Can a computer tell the difference between a donkey and a mule? (For that matter, can you?)
As part of the 2017 conference on Computer Vision and Pattern Recognition (CVPR), Caltech and Cornell University’s engineering campus, Cornell Tech, teamed up to create the iNaturalist Challenge. An outgrowth of the institutions’ previous work together on the visual encyclopedia Visipedia, iNat was a competition to create the best machine-learning algorithm for visual species identification.
From April to July, competitors were given access to a database of 650,000 images of more than 5,000 species spanning everything from protozoans to mammals. By the time the competition closed, 32 entries comprising teams and individuals had been received.
When allowed one guess per photo, the winning algorithm was able to correctly identify species in a 100,000-image test database 80 percent of the time. When allowed five guesses, its success rate rose to 95 percent.
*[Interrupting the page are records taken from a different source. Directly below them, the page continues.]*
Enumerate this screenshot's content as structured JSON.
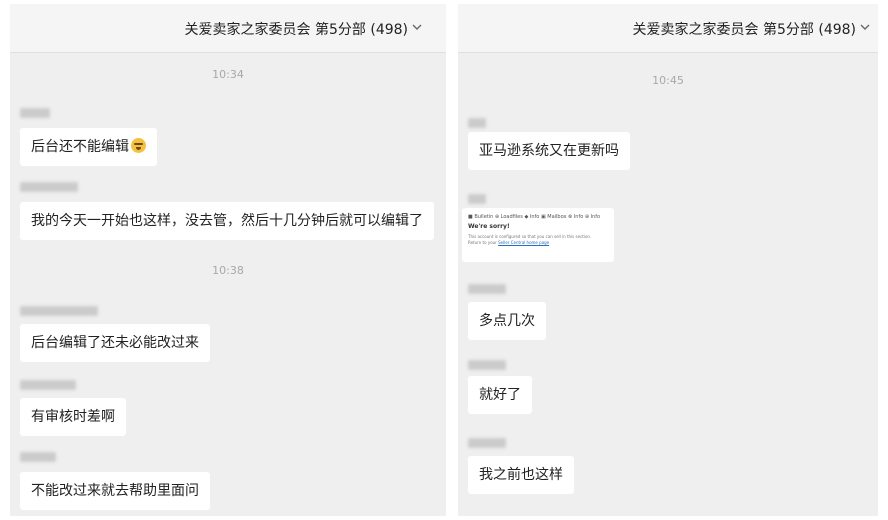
{
  "left": {
    "header": {
      "title": "关爱卖家之家委员会 第5分部 (498)"
    },
    "messages": [
      {
        "type": "time",
        "text": "10:34"
      },
      {
        "type": "msg",
        "text": "后台还不能编辑",
        "emoji": "grimacing-face-emoji"
      },
      {
        "type": "msg",
        "text": "我的今天一开始也这样，没去管，然后十几分钟后就可以编辑了"
      },
      {
        "type": "time",
        "text": "10:38"
      },
      {
        "type": "msg",
        "text": "后台编辑了还未必能改过来"
      },
      {
        "type": "msg",
        "text": "有审核时差啊"
      },
      {
        "type": "msg",
        "text": "不能改过来就去帮助里面问"
      }
    ]
  },
  "right": {
    "header": {
      "title": "关爱卖家之家委员会 第5分部 (498)"
    },
    "messages": [
      {
        "type": "time",
        "text": "10:45"
      },
      {
        "type": "msg",
        "text": "亚马逊系统又在更新吗"
      },
      {
        "type": "image",
        "screenshot": {
          "header_text": "■ Bulletin  ⊕ Loadfiles  ◆ Info  ▣ Mailbox  ⊗ Info  ⊕ Info",
          "title": "We're sorry!",
          "body_line1": "This account is configured so that you can sell in this section.",
          "body_line2": "Return to your",
          "link_text": "Seller Central home page"
        }
      },
      {
        "type": "msg",
        "text": "多点几次"
      },
      {
        "type": "msg",
        "text": "就好了"
      },
      {
        "type": "msg",
        "text": "我之前也这样"
      }
    ]
  },
  "colors": {
    "panel_bg": "#efeff0",
    "bubble_bg": "#ffffff",
    "time_color": "#a8a8a8"
  }
}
"That's way better than almost every person would do on a test like this," says Grant Van Horn, one of the Caltech researchers. "It's 5,000 species, so it's pretty hard to be an expert on all of them. This is where we're seeing the true benefit of computer vision."
Van Horn’s colleague, Oisin Mac Aodha, notes that the algorithms developed for the contest use traditional neural network technology. He hopes future contests will prompt new developments in the machine-learning field. "From the competition results we can see that computers perform very well when they have access to many photographs of a given species,” he says. “However, to truly reach expert human ability, we need to design algorithms that are capable of understanding new species from only a small number of images.”
Support for the contest came from the iNaturalist website, which allows users to submit photos of plants and animals to be identified by a community of citizen scientists. Funding was provided by Google.